Second, if the deal goes through and there is a new president who is committed to undoing the damage, it will be far better to present evidence of Iran’s violations, corral allies to agree to snapback sanctions and freeze new business (unfortunately, the deal grandfathers existing deals, so there will be endless fights over whether, for example, a new order of materials for a project begun previously is grandfathered). That likely will require going through the laborious process sketched out in the agreement. It will be very difficult to take the position that we are going to, for example, sanction banks of close allies if they don’t abide by snapped-back sanctions.

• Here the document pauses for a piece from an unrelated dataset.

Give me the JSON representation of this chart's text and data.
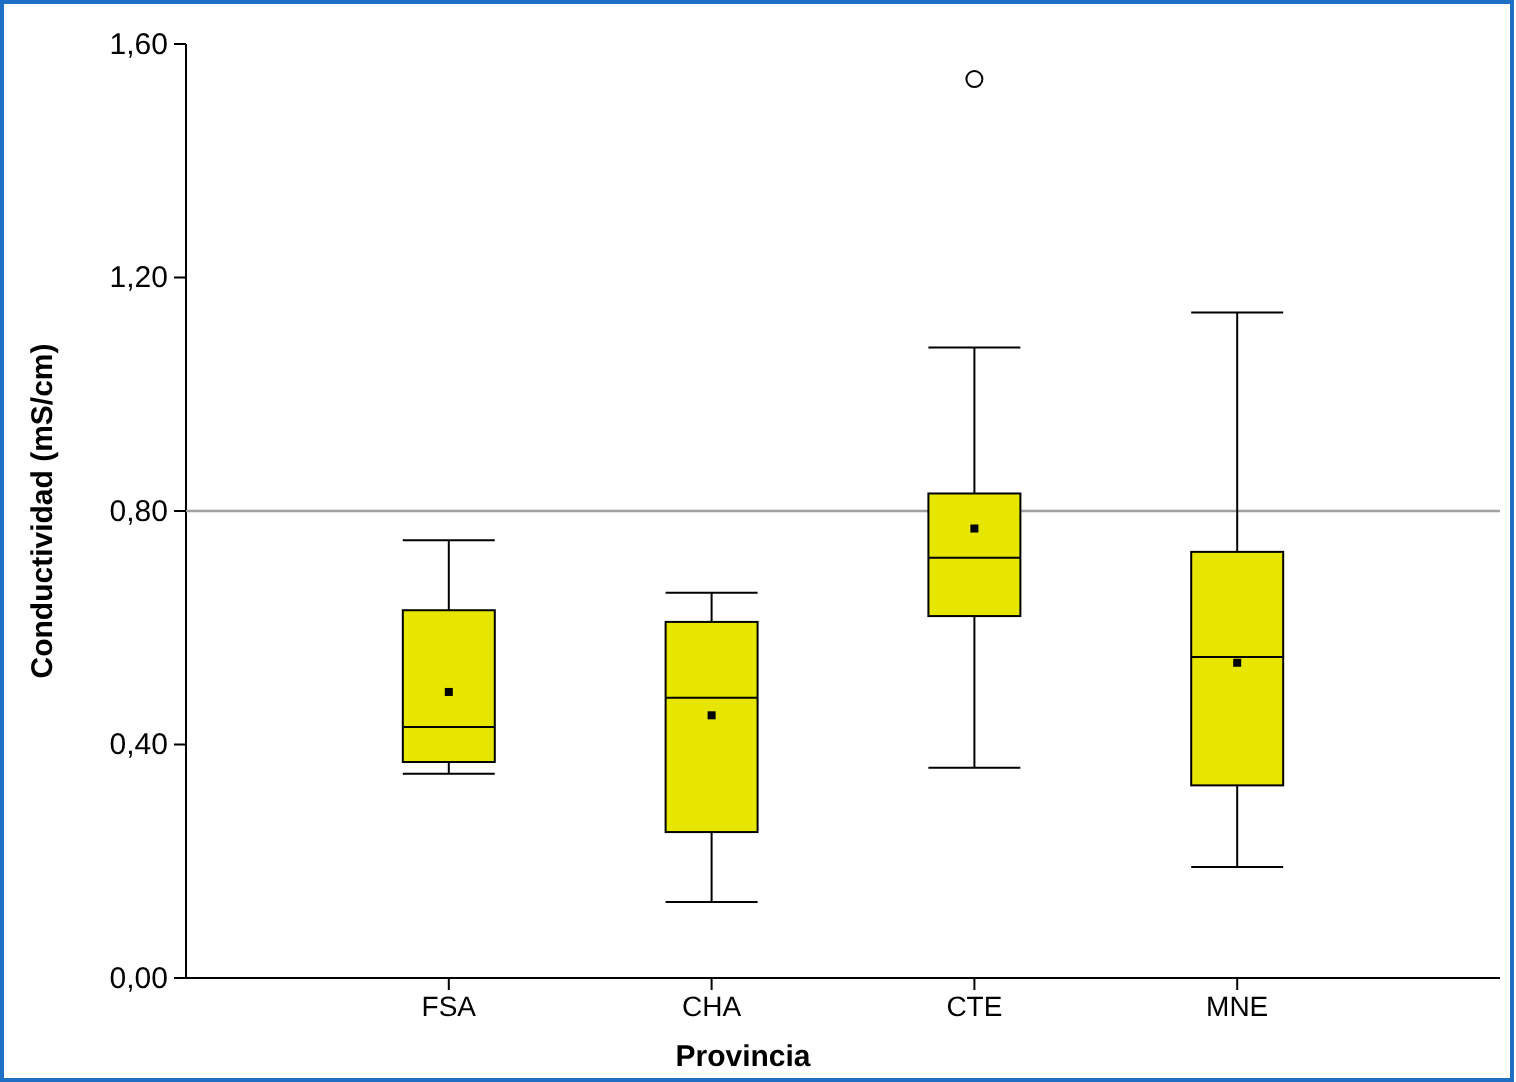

Third, it could well be too late and too difficult to deploy sanctions. We then face the prospect of either a nuclear Iran or military action. But what military action? It depends on whether Iran has a bomb, which parts of the Middle East the regime and its proxies have overtaken, and what our Gulf and Israeli allies have to say. Ideally, we would want to act in concert with other powers. But do we even have a plan for acting? Goodness knows if the Obama administration ever came up with a viable military plan or if it did, whether it will have to be updated. The Pentagon and the National Security Council will participate in that process. But wait. What military forces are we going to use? President Obama has been slashing away at defense, reducing readiness and removing the bipartisan commitment to maintain a military that can fight two wars. To make matters worse, Iran is a state supporter of terrorism around the globe (recall the plot to kill a Saudi official in the United States), so assessing our exposure to a potential terror plot — with a hamstrung National Security Agency — will be essential.
Fourth, we are going to face an Iran that is financially and militarily stronger in 2017 than it is now. This is one reason the administration’s argument that we can always act later if Iran cheats is fundamentally wrong. We would be able to act, but why confront Iran when it is stronger rather than now, when it is weaker? Obama is intent on letting Iran become a regional power. With its forces and proxies deployed far and wide, a military campaign against a rising power becomes that much more challenging.
The complications that arise from this deal are not accidental, of which the boobytrapped snapback mechanism is only one. (Bret Stephens observes: “Iranian violations of the deal, especially if they are technical and incremental, will be tolerated for the sake of preserving the deal. Violations will be treated as differences of interpretation as to what the deal requires, or as arcane disputes over technical issues, or as responses to some Western provocation. Pretexts will be contrived to revise the deal to suit new and more expansive Iranian demands.”) The administration worked strenuously to deprive Obama’s successors of the tools and opportunity to reverse his handiwork. A very skilled president with a competent team will have his or her hands full, but why dump this mess into the 45th president’s lap? The deal, if stopped in Congress, can be reworked and additional pressure applied. If Obama does not think he can get a better deal, perhaps the next president will be able to figure it out.